父さんのところへ逃げてるのがバレたみたいで、おじいちゃんは父さんが描いてきた絵を壊したり、父さんに怪我をさせたりしてきたんだ。
だからおれはおじいちゃんにお願いした。
ちゃんと稽古に出るから。
ちゃんと強くなるから。
ちゃんと道場を継ぐから。
だから、おれ以外の人に強く当たらないで。
そう、お願いしたんだ。
それからおれはちゃんと稽古にも出たし、強くなった。おじいちゃんの願い通りに生きてきた。
……でも、おれの心は限界だった。おじいちゃんの敷いたレールの上は、とっても冷たかったから。 そんな時だった。限界だったおれに、一つの光が差し込んだのは。
もう何となく気づいてると思うけど。おれが『彼女』と会ったのは中学に上がった頃。テレビの中で、何でも願いを叶えてくれる『魔法少女』に出会ったんだ。
おれは、彼女の存在で救われた。
現実世界から、ほんの少しだけ逃げられたんだ。夢を……――描いていられた。
それも、現実の世界から逃げる手段だったから、そんなおれも、おじいちゃんは許さなかった。

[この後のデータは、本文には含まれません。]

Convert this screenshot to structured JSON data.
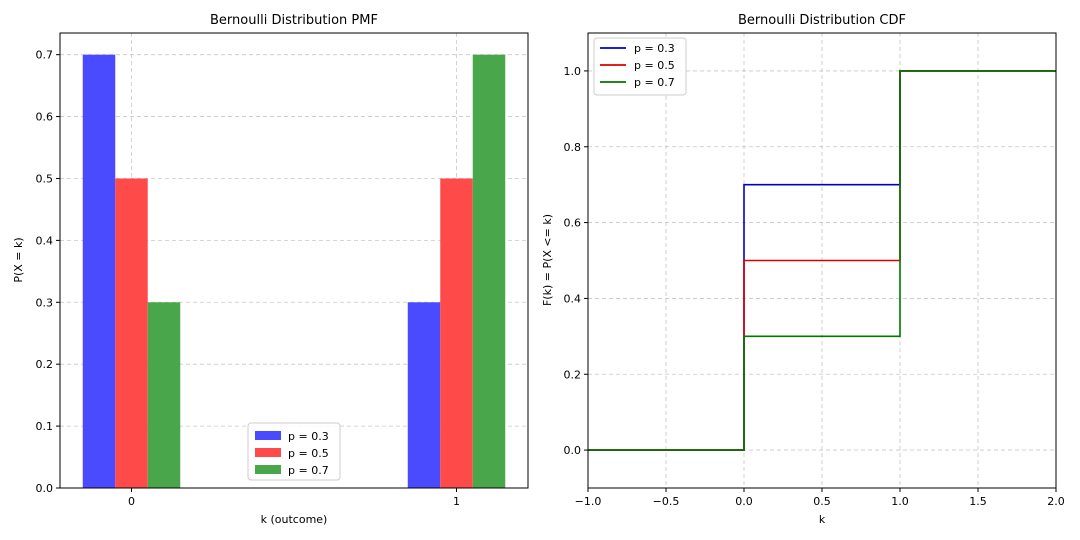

……高校をね? 卒業したら、すぐに道場を継ぐように言われたんだ。だから、おれにはもう時間がなくて。それでも、やっぱり好きなことがしたかった。絵を、描いていたかったんだ。
だから、おれを表現できる体育祭のスローガンに、渾身の力を込めた。……あおいチャンがこえをかけてくれた時、門でね、待ってたんだよ。おじいちゃんが来てくれるのを。
おれの作品を見たら少しはちゃんと、おれのこと見てくれるんじゃないかって思って。だから、おれはあの時必死で絵を描いてたんだ。